In den Kommentar-Diskussionen einschlägiger Punk-Institutionen erlebt man immer wieder Alt-Punks, die ganz offensiv/aggressiv darauf bestehen, dass es kein Macker-Problem in der Szene gibt, wie reagiert ihr darauf?
In Bezug auf uns direkt haben wir diese Diskussion so noch gar nicht erlebt, glaube ich. Aber klar, man kennt das Internet und seine Diskussionskultur, da unterscheidet sich die Punkszene nicht viel von anderen gesellschaftlichen Bereichen. Oft denke ich, dass das einfach eine Generationenfrage ist, aber das ist so auf jeden Fall nicht 100% richtig, denn es gibt natürlich auch ältere Punks, die sau cool sind. Sehr viel wahrscheinlicher ist es, dass es einfach nicht DIE eine Punkszene gibt, sondern sich unter dem Label Punk alles tummelt, was den kleinsten gemeinsamen Nenner „gegen Nazis“ hat. Sobald man dann aber diesen einen Themenbereich verlässt stößt man eben schnell auf potentielle Konfliktherde.

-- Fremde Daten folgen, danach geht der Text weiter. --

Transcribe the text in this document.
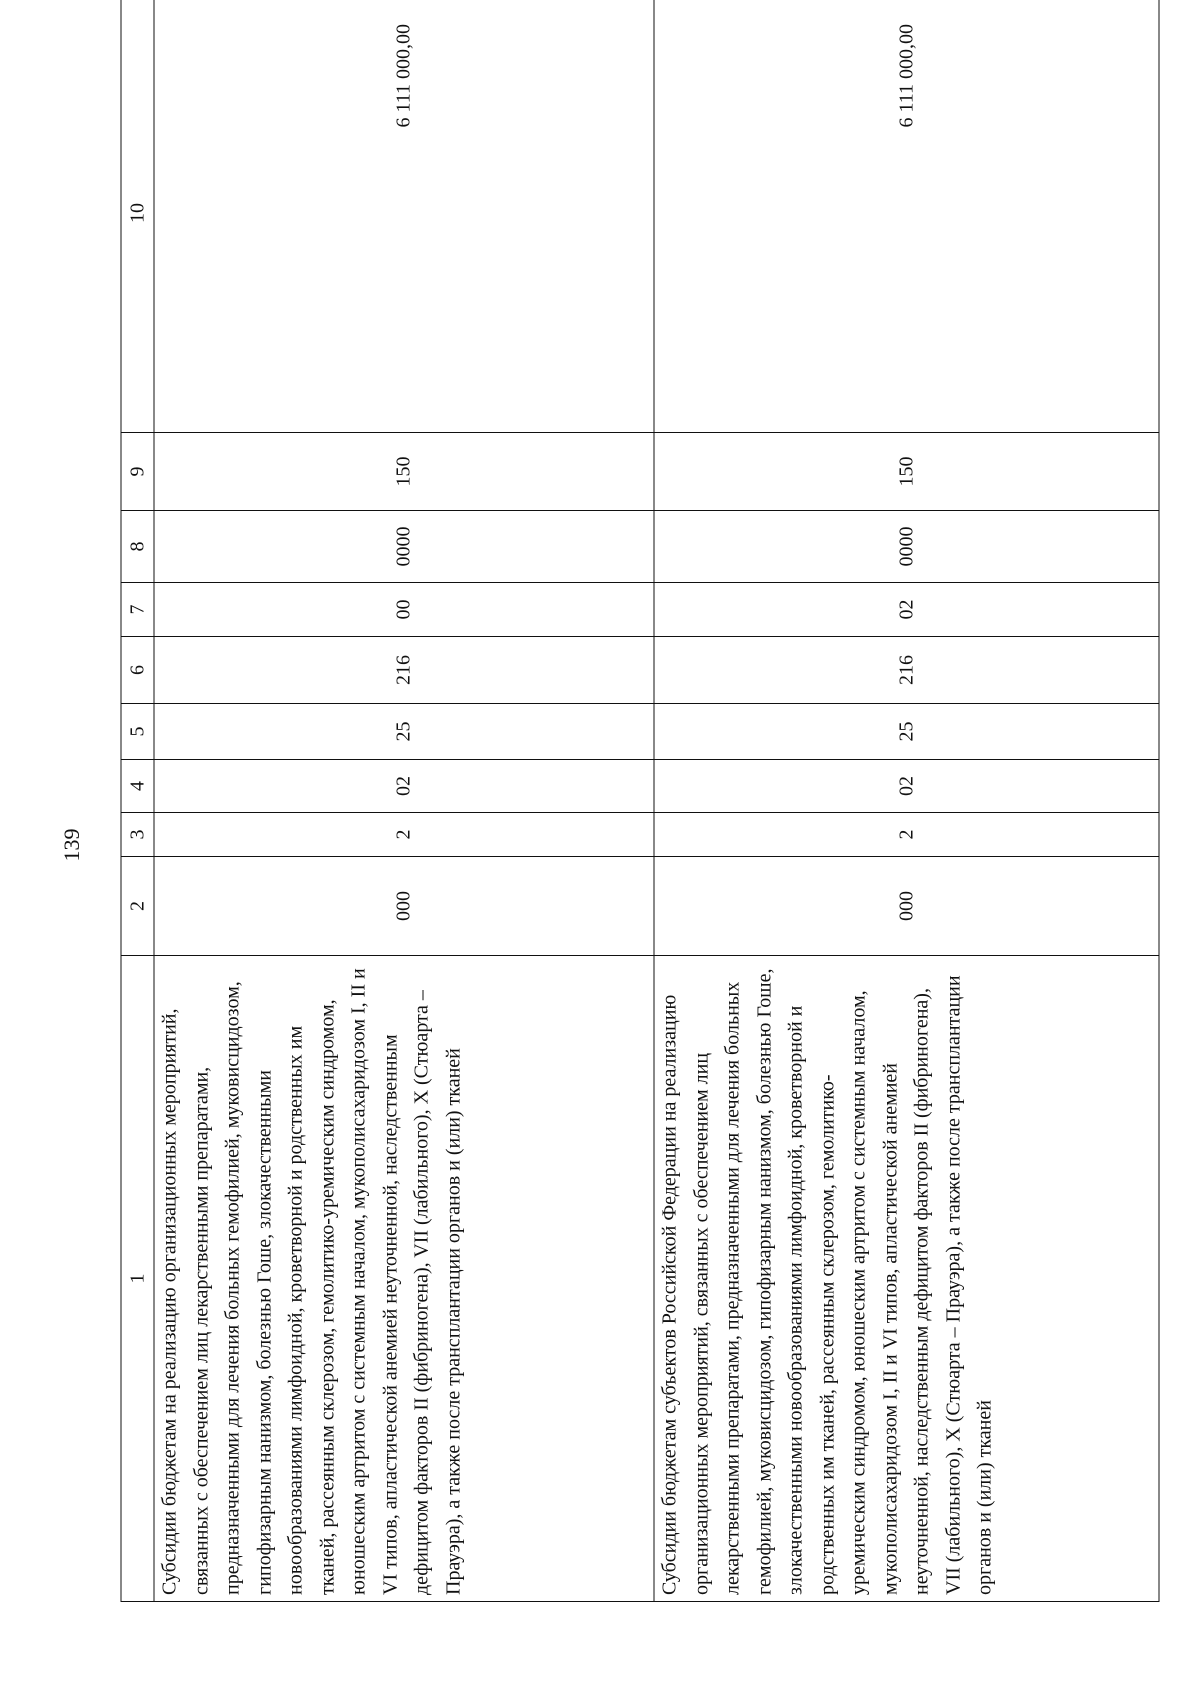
139
1	2	3	4	5	6	7	8	9	10
Субсидии бюджетам на реализацию организационных мероприятий, связанных с обеспечением лиц лекарственными препаратами, предназначенными для лечения больных гемофилией, муковисцидозом, гипофизарным нанизмом, болезнью Гоше, злокачественными новообразованиями лимфоидной, кроветворной и родственных им тканей, рассеянным склерозом, гемолитико-уремическим синдромом, юношеским артритом с системным началом, мукополисахаридозом I, II и VI типов, апластической анемией неуточненной, наследственным дефицитом факторов II (фибриногена), VII (лабильного), X (Стюарта – Прауэра), а также после трансплантации органов и (или) тканей	000	2	02	25	216	00	0000	150	6 111 000,00
Субсидии бюджетам субъектов Российской Федерации на реализацию организационных мероприятий, связанных с обеспечением лиц лекарственными препаратами, предназначенными для лечения больных гемофилией, муковисцидозом, гипофизарным нанизмом, болезнью Гоше, злокачественными новообразованиями лимфоидной, кроветворной и родственных им тканей, рассеянным склерозом, гемолитико-уремическим синдромом, юношеским артритом с системным началом, мукополисахаридозом I, II и VI типов, апластической анемией неуточненной, наследственным дефицитом факторов II (фибриногена), VII (лабильного), X (Стюарта – Прауэра), а также после трансплантации органов и (или) тканей	000	2	02	25	216	02	0000	150	6 111 000,00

Auf jeden Fall finde ich solche Diskussionen inzwischen sehr ermüdend und würde mich gerne in Zukunft raushalten, weil es mich nicht weiterbringt und ich schon zigfach alles dazu gesagt habe, was ich eben zu sagen habe. In den meisten Fällen sind das auch keine konstruktiven Diskussionsrunden, die Fronten sind von Anfang an klar und absolut verhärtet. Das frustriert mich einfach nur noch.

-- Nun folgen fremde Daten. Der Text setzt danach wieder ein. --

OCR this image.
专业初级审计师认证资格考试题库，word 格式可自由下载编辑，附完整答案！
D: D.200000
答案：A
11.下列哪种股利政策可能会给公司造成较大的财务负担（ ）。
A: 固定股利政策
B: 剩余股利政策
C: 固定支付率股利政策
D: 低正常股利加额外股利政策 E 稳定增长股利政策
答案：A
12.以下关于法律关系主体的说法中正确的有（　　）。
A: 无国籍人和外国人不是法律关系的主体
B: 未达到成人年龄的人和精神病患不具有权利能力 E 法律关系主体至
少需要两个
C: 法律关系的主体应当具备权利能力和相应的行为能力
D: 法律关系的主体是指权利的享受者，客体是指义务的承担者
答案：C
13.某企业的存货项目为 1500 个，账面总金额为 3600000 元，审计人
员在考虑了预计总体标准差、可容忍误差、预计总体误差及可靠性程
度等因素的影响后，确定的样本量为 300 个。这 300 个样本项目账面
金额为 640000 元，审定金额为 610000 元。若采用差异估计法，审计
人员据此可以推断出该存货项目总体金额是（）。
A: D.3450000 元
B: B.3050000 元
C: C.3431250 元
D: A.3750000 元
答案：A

Punk-Festivals bleiben Würstchenpartys – kann man als Veranstalter dagegen wirklich so wenig tun, wie man von jenen oft hört?

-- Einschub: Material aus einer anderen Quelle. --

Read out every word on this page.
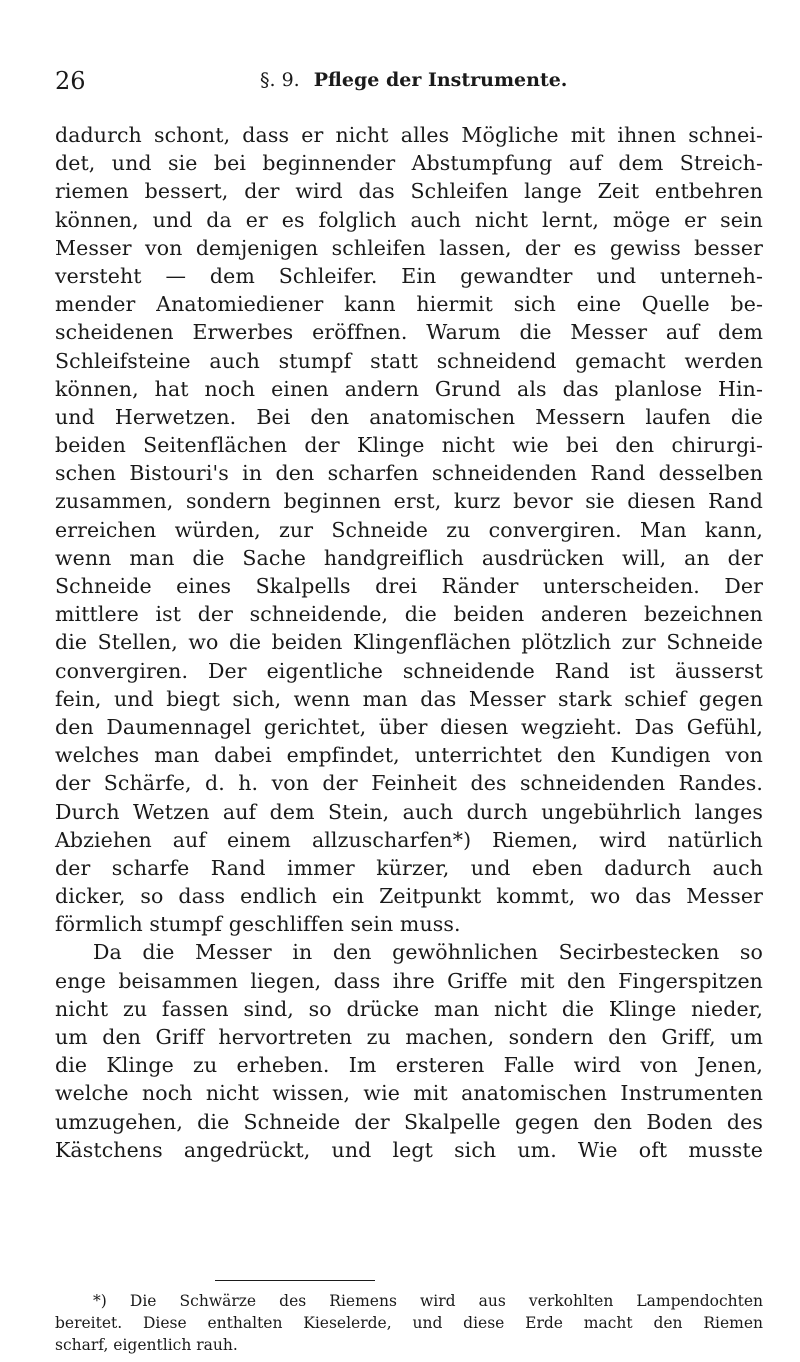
26	§. 9. Pflege der Instrumente.
dadurch schont, dass er nicht alles Mögliche mit ihnen schnei-
det, und sie bei beginnender Abstumpfung auf dem Streich-
riemen bessert, der wird das Schleifen lange Zeit entbehren
können, und da er es folglich auch nicht lernt, möge er sein
Messer von demjenigen schleifen lassen, der es gewiss besser
versteht — dem Schleifer. Ein gewandter und unterneh-
mender Anatomiediener kann hiermit sich eine Quelle be-
scheidenen Erwerbes eröffnen. Warum die Messer auf dem
Schleifsteine auch stumpf statt schneidend gemacht werden
können, hat noch einen andern Grund als das planlose Hin-
und Herwetzen. Bei den anatomischen Messern laufen die
beiden Seitenflächen der Klinge nicht wie bei den chirurgi-
schen Bistouri's in den scharfen schneidenden Rand desselben
zusammen, sondern beginnen erst, kurz bevor sie diesen Rand
erreichen würden, zur Schneide zu convergiren. Man kann,
wenn man die Sache handgreiflich ausdrücken will, an der
Schneide eines Skalpells drei Ränder unterscheiden. Der
mittlere ist der schneidende, die beiden anderen bezeichnen
die Stellen, wo die beiden Klingenflächen plötzlich zur Schneide
convergiren. Der eigentliche schneidende Rand ist äusserst
fein, und biegt sich, wenn man das Messer stark schief gegen
den Daumennagel gerichtet, über diesen wegzieht. Das Gefühl,
welches man dabei empfindet, unterrichtet den Kundigen von
der Schärfe, d. h. von der Feinheit des schneidenden Randes.
Durch Wetzen auf dem Stein, auch durch ungebührlich langes
Abziehen auf einem allzuscharfen*) Riemen, wird natürlich
der scharfe Rand immer kürzer, und eben dadurch auch
dicker, so dass endlich ein Zeitpunkt kommt, wo das Messer
förmlich stumpf geschliffen sein muss.
Da die Messer in den gewöhnlichen Secirbestecken so
enge beisammen liegen, dass ihre Griffe mit den Fingerspitzen
nicht zu fassen sind, so drücke man nicht die Klinge nieder,
um den Griff hervortreten zu machen, sondern den Griff, um
die Klinge zu erheben. Im ersteren Falle wird von Jenen,
welche noch nicht wissen, wie mit anatomischen Instrumenten
umzugehen, die Schneide der Skalpelle gegen den Boden des
Kästchens angedrückt, und legt sich um. Wie oft musste
*) Die Schwärze des Riemens wird aus verkohlten Lampendochten
bereitet. Diese enthalten Kieselerde, und diese Erde macht den Riemen
scharf, eigentlich rauh.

Auch von dieser Diskussion habe ich echt die Schnauze voll. Dieses Rumgejammer von einigen Veranstalter*innen nervt mich. Machs einfach oder lass es bleiben. Entweder das Thema ist dir wichtig, dann wirst du das auch auf die Reihe bekommen oder es hat halt eben nicht die höchste Prio bei dir, auch ok. Es kann ja jede*r entscheiden, welche Festivals man besucht und welche nicht. Aber tu nicht so, als wäre es dir persönlich ein großes Anliegen und beschwer dich im gleichen Atemzug darüber, wie anstrengend das doch alles ist, weil es ja angeblich nur so wenig Bands mit Frauen* gibt und die haben dann auch immer alle keine Zeit und so. Ich hatte mal so ein Gespräch mit einem Veranstalter, da hatte ich das Gefühl, er möchte jetzt einfach, dass ich ihm gleich über den Kopf streichel und sage: „Im Namen aller Frauen dieser Welt bedanke ich mich bei dir für deine harte Arbeit und ich verzeihe dir auch, dass dein Festival jetzt trotzdem ne Würstchenparty geworden ist, weil es eben kaum gute Bands gibt, die nicht nur aus Typen bestehen, da hast du vollkommen recht. Aber wirklich Danke dafür, dass wir Frauen* dir so wichtig sind“ Das langweilt mich. Es gibt so viele Veranstalter*innen, die das ganz ohne Jammern schon seit Jahren echt gut hinbekommen und AKJ ist doch auch nicht die einzige Band weit und breit, in der ein so außergewöhnliches Wesen wie ich mitspielt. Google halt einfach!
In der “Freundin von”-Debatte wird deutlich, wie wenig Wertschätzung Musikerinnen auch im Punk zukommt. Hast du schon ähnliches erlebt?
Ja, sicher habe ich ähnliches erlebt. Man wird nicht ernst genommen oder nicht begrüßt, wenn man vor einer Location aus dem Auto aussteigt, weil die Leute dort gar nicht auf die Idee kommen, dass man eventuell auch zur Band gehören könnte. Oder man bekommt Emails von Leuten, die einen buchen wollen und in der Anrede steht „Hey Jungs“. Ich glaube jede Frau* erlebt sowas, gesellschaftlich sozialisiert worden sind wir ja dann doch einfach in einer klar patriarchalen Gesellschaft, das wirkt sich natürlich auch auf unsere Subkultur aus. Ich habe aber das Glück, dass ich einen zutiefst sarkastischen Charakter besitze, der mir meistens dabei hilft, halbwegs schlagfertig auf solche Situationen zu reagieren, aber es ärgert mich trotzdem jedes Mal aufs Neue. Ich verstehe einfach nicht, was so schwer daran ist, sich nicht wie ein*e Idiot*in aufzuführen!